Questa cosa del libro arbitrio, me ne sto convincendo sempre più, è proprio deleteria… tu fai scelte, direzioni la tua vita pensando che tutto sarà com’è ora, ti impegni, cerchi di raggiungere gli obiettivi che ti sei dato. Insomma, ti sudi tutto quello che vuoi ottenere. In fondo, con il tuo libero arbitrio hai deciso di vivere così. Di impegnarti in quel modo. Di puntare a quegli obiettivi. È grazie al libero arbitrio che puoi decidere che lavoro svolgere, che persona sposare, che casa acquistare, che macchina guidare.

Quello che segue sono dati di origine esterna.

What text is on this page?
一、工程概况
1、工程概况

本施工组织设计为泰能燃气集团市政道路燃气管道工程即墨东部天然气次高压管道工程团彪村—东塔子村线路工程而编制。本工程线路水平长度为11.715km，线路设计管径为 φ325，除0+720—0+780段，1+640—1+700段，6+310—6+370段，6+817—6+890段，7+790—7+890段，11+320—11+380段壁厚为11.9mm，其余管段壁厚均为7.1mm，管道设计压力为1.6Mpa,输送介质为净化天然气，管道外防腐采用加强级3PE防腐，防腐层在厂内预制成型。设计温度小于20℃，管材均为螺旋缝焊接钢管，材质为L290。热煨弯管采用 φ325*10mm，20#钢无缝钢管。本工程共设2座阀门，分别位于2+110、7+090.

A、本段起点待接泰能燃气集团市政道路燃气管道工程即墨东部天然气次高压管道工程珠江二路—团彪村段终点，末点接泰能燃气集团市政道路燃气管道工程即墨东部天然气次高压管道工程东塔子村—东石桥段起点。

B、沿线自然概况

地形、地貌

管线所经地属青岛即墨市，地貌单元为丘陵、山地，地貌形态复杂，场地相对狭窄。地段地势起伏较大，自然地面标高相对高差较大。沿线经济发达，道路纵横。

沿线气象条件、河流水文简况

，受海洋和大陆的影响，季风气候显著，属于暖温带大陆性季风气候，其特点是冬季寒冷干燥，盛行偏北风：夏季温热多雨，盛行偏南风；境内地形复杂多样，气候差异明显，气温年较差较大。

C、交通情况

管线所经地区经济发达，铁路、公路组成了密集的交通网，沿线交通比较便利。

È il libero arbitrio che fa di ciascuno di noi una creatura unica, irripetibile nelle sue vittorie e nelle sue sconfitte.
Grande cosa, ‘sto libero arbitrio, allora?
Eh… forse… sarebbe una grande cosa se fosse caratteristica di una sola persona. Se solo io, ad esempio, potessi decidere come deve andare la mia vita e tutti quelli che ci sono intorno continuassero a comportarsi come hanno fatto in quel momento. Continuassero a interagire con te come sempre. Fossero, in una parola, prevedibili.
Eppeccato! [Sì, lo so come si scrive… ma “Eppeccato!” fa sempre la sua porca figura!] Eh, già… perché anche loro hanno il proprio libero arbitrio. Fanno scelte. Cambiano idee. Si pongono obiettivi. A volte ti eliminano dalla loro vita. Fisicamente, sparendo. O semplicemente con i comportamenti di tutti i giorni, che non ti considerano per niente. O, ancora, banalmente evitando in maniera sistematica di ascoltarti. E ci sarebbero altre migliaia di modi per descrivere questa “eliminazione”.
Quindi, tutti liberi arbitri di se stessi, tutti in grado di fare scelte, tutti nella condizione di scombinare i piani di chiunque altro. E poi, magari, sparire. O dare la colpa all’altro. O, ancora, tirare dritti per la propria strada.
Bisognerebbe inventare un’assicurazione che tuteli dal libero arbitrio altrui. Una sorta di bonus ogni volta che qualcuno ti obbliga a cambiare la tua strada, volontariamente o no, perché tu hai fatto tanta fatica per arrivare fino a lì. E la fatica supplementare di dover cambiare tutto non te la ripaga nessuno. Oppure, una sorta di coefficiente pensionistico: ogni volta che qualcuno ti scombina la vita, quel periodo di assestamento ne vale dieci di anzianità pensionistica. Perché ti obbliga a un superlavoro che nessuno ti pagherà mai.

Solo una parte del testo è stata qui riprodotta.